Target: Legislative Bodies
Below is a very brief guide to meeting with representatives. These steps can work on the local, state and federal level, but examples are Federal.
What is a staffer meeting
Meeting with the office of a representative is a way to get more substantive education across. In these meetings you actually get to sit down with a staffer and discuss the issue at hand. These meetings can happen anytime, depending on the staffer’s schedule.
Whom to target
The most impactful meetings are with your reps, especially on the local level. Reps care about the people voting for them and the locations they represent. As you move to the state and federal level, constituents remain important, but issue experts are as well. It’s always a plus to have a constituent in the meeting.
When doing Federal work, positionality and access might give you your targets. Working with an LGBTQ group? Hit up the LGBT Equality Caucus members. Are you working on a bill that’s currently assigned to the Senate Foreign Relations Committee? Start there.
What is needed
A successful call in day is about relationship building. The best meetings leave the staffer knowing they can trust you – with information, advice, and connection to the right people to make the best decision. Meeting with staffers requires more prep work and a commitment to follow-up.
Step-By-Step Guide
Step 1:
Prep: Who are your meeting with? What do they care about? What appointments do they have? What is their history, and what do you think is possible?
Tell us about this office. You can find out what your Rep or Senator cares about on their website, and by how much they champion different issues. Sex workers’ rights falls into a lot of different issue areas, and can be described in a lot of different ways, so this will help you guide your talking points.
Making the issue relevant: Rep. Ayanna Pressley (D-MA) has introduced multiple bills on anti-policing, and talks about it frequently. If you’re meeting with her (amazing) office, talk about how sex workers’ rights as an issue of anti-policing.
Step 2:
Prep: Know your Issue. Know your bill (if that’s what you’re there for). Know yourself. What is the issue and what does it look like in the district/state that the Rep is from. Why should they care based on what they already care about?
We all know sex workers’ rights, but can we explain it to others? The person you are meeting with may be new to the issue, may have preconceived ideas about it, and has probably met with someone who wasn’t a fan at least once. How do you explain the issue you’re there to talk about in the way that the audience can access.
How would this specifically impact you? You bring a wealth of unique knowledge, so let them know how to come to the issue. “We’ve been doing outreach for three years.” “We organize sex workers in (your city) with community building and safety trainings.” Show them why you’re the expert.
Step 3:
Prep: Know yourself and your Team. Who is going in? What is every person’s specific role of contribution to this conversation?
Find your team! We recommend no more than four people in a meeting to keep it manageable.

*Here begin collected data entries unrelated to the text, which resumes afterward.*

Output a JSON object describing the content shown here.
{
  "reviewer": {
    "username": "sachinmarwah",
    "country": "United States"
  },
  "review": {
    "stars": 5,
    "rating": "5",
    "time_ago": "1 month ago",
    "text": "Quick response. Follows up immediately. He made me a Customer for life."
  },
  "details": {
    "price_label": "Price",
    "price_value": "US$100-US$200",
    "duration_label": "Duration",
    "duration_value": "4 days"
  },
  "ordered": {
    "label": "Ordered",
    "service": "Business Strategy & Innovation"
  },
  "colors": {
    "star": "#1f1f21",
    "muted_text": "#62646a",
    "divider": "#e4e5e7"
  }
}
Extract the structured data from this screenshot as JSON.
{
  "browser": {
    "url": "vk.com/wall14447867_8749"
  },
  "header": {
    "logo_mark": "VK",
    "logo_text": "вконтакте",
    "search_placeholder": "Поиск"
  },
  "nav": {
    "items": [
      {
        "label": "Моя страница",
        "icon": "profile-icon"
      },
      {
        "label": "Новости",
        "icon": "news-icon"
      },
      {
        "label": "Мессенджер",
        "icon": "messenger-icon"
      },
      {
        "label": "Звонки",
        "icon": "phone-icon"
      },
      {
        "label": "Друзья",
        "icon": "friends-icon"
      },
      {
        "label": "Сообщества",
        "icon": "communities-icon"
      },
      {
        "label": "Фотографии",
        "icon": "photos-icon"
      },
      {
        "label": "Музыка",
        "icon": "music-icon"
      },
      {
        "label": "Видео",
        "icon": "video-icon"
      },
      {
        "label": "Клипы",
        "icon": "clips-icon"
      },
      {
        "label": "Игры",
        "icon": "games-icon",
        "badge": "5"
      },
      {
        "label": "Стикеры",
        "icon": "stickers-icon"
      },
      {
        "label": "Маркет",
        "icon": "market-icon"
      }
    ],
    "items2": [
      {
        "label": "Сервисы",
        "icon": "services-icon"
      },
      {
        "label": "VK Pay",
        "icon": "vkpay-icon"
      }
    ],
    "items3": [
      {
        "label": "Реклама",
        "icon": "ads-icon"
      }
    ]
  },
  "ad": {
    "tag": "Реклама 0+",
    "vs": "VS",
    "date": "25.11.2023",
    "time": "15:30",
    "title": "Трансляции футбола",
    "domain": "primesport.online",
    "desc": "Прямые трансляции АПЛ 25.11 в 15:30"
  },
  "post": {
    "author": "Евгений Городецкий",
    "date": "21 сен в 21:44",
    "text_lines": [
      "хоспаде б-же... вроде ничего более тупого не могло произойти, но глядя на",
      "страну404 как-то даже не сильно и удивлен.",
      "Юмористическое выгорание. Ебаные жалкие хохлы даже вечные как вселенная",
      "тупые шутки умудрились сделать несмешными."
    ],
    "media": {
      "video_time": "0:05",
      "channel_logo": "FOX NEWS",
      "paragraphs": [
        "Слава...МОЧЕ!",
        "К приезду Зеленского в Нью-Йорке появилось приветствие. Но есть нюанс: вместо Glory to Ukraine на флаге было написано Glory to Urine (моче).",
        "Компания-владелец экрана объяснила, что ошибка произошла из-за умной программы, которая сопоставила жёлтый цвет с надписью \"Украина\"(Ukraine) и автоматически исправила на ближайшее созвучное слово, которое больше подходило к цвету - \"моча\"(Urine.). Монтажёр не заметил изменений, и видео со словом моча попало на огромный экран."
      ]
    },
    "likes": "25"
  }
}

Practice until you feel comfortable bouncing off of each other, and each person knows what they’re going to be saying. Each person brings a different background and knowledge – diversify your perspectives.
Step 4:
Set up your Meeting.
Call the main office of your Rep/Senator – it’s faster. Find Contact Info here. Ask for the contact info for the staffer who has the relevant “portfolio” (subject area – most likely it’ll be the person who covers tech) and email them directly for a meeting or ask for the scheduler, which is the fastest way to get on the calendar.
When you confirm your meeting with the staffer 1-2 days in advance, send your materials so they already have it and can prepare themselves.
Step 5:
Practice. Again. More. Practice. Harder.
Sit with the people who will be in the meeting and practice with one person playing the staffer. Critique each other, ask hard questions, learn each others’ styles of presentation. Reading cues can especially be difficult on the phone or on a Zoom, so the more practice you have with each other, the better you’ll be able to pivot, have someone pull in the conversation, or know who is an expert on what question.
Below is a training developed for the First Sex Worker Lobby Day in 2019.
Step 5:
Have the meeting.
Right now, meetings may be on Zoom, on the phone, or in person. Pump yourselves up like you would before meeting someone else for the first time, take a deep breath, have your materials ready to go, and trust yourself. It’s ok if there’s a question you don’t know, and it’s a good reason to follow up. Be prepared for the range of experiences you may have, and set some self-care and debrief time (they aren’t the same thing) for afterwards.
Step 6:
Say thank you. Make them a regular.
Email a thank you for their time! Build that relationship like you would with any client.
Reiterate the ask.
Include any materials, reports, information they requested during the meeting. Re-send the materials you went over in the meeting.